Nationally, EPA selected 151 communities to receive 154 grant awards totaling $66.5 million in Brownfields funding through its Multipurpose, Assessment, and Cleanup (MAC) Grants.

Approximately 50 percent of selected recipients will be receiving EPA Brownfields Grant funding for the first time and more than 85 percent are located in or serving small communities.

In the southeast, 37 grants totaling over $14 million will go to organizations or communities across the eight southeastern states of Alabama, Florida, Georgia, Kentucky, Mississippi, North Carolina, South Carolina and Tennessee.

The grant recipients in Kentucky include:

Danville – $300,000 Assessment Grant will be used to develop a brownfields site inventory and conduct 11 Phase I and between six and 10 Phase II environmental site assessments. Grant funds also will be used to develop between five and 10 cleanup plans and support community outreach activities. Assessment activities will focus on the city’s urban core. Priority sites include a former post office building, two former service stations, a vacant school, and a vacant former commercial facility.

Kentucky Steam Heritage Corporation – $500,000 Cleanup Grant will be used to clean up the CSX Ravenna Railyard located at 499 Kirkland Avenue in the City of Irvine. The cleanup site operated as a railyard and coal sorting facility for over 100 years. It is contaminated with metals, inorganic contaminants, and volatile and semi-volatile organic compounds co-mingled with petroleum hydrocarbons. Grant funds also will be used to support community outreach activities.
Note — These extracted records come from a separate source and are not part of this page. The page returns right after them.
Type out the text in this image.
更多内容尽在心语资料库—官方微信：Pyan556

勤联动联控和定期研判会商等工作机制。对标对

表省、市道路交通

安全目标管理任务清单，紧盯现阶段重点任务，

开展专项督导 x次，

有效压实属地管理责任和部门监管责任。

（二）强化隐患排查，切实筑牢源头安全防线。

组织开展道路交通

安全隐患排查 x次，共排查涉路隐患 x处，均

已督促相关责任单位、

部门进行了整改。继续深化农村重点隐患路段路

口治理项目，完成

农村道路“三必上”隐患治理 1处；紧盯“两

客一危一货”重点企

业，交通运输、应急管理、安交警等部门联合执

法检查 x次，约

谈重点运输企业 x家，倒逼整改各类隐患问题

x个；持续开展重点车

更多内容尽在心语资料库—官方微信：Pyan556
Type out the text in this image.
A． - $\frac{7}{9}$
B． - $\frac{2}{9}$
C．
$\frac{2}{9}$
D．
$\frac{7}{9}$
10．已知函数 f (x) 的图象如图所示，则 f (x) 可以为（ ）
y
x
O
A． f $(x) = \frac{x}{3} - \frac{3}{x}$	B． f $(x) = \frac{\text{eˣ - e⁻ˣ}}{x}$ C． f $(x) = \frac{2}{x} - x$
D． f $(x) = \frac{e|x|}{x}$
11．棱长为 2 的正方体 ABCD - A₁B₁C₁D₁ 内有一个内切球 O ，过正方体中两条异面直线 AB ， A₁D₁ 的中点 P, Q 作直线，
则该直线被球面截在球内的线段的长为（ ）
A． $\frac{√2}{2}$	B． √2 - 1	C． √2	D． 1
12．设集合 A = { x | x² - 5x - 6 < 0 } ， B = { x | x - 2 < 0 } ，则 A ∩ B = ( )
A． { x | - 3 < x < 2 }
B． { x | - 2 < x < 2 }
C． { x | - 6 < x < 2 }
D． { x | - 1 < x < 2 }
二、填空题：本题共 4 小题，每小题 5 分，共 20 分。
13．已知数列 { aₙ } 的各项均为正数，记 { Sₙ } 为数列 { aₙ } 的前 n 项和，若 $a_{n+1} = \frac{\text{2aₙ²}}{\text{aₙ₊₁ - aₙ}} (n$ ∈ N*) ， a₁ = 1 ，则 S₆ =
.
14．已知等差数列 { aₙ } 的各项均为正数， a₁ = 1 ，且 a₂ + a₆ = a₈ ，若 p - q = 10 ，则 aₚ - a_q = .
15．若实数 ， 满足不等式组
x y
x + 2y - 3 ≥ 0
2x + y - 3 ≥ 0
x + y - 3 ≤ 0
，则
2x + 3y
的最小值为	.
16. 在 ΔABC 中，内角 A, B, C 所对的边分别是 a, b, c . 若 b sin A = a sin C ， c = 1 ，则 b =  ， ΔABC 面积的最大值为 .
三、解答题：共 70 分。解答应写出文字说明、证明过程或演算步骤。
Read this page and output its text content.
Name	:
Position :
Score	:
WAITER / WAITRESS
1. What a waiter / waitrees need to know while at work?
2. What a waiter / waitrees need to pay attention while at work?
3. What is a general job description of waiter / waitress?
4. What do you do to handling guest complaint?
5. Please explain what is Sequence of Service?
Lake Cumberland Area Development District – $300,000 Assessment Grant will be used to develop a site inventory, conduct eight Phase I and four Phase II environmental site assessments, and prepare four cleanup plans and one area-wide plan. Grant funds also will be used to conduct community outreach activities. Assessment activities will focus on Main Street’s Downtown Square and the Veterans Memorial Park District in the City of Burkesville. Priority sites include a former textile factory, a former skating rink warehouse, and a former Pepsi bottling and distribution facility. Coalition partners are Cumberland County and the City of Burkesville.

Owsley County Alliance for Recreation and Entertainment, Inc. – $305,844 Cleanup Grant will be used to clean up the Booneville/Seale Theater located at 165 North Mulberry Street in the City of Booneville. The cleanup site was constructed in 1947 and operated as a movie theater until 1985. The site has been vacant and primarily used as storage by the former owners since 1985. It is contaminated with metals and inorganic contaminants. Grant funds also will be used to support community outreach activities.

The list of the fiscal year 2021 applicants selected for funding is available here: https://www.epa.gov/brownfields/applicants-selected-fy-2021-brownfields-multipurpose-assessment-and-cleanup-grants.

EPA anticipates that it will award the grants once all legal and administrative requirements are satisfied by the selected recipients.

Since its inception in 1995, EPA’s Brownfields Program has provided nearly $1.76 billion in grants to assess and clean up contaminated properties and return them to productive reuse. This has led to significant benefits for communities across the country. For example,

  • To date, communities participating in the Brownfields Program have been able to attract more than $34.4 billion in cleanup and redevelopment funding after receiving Brownfields funds. This has led to over 175,500 jobs in cleanup, construction, and redevelopment.
  • Based on grant recipient reporting, recipients leveraged on average $20.13 for each EPA Brownfields dollar and 10.3 jobs per $100,000 of EPA Brownfield Grant funds expended on assessment, cleanup, and revolving loan fund cooperative agreements.
  • In addition, an academic peer-reviewed study has found that residential properties near brownfield sites increased in value by 5% to 15.2% as a result of cleanup activities.
  • Finally, analyzing data near 48 brownfields, EPA found an estimated $29 million to $97 million in additional tax revenue for local governments in a single year after cleanup—2 to 7 times more than the $12.4 million EPA contributed to the cleanup of those brownfield sites.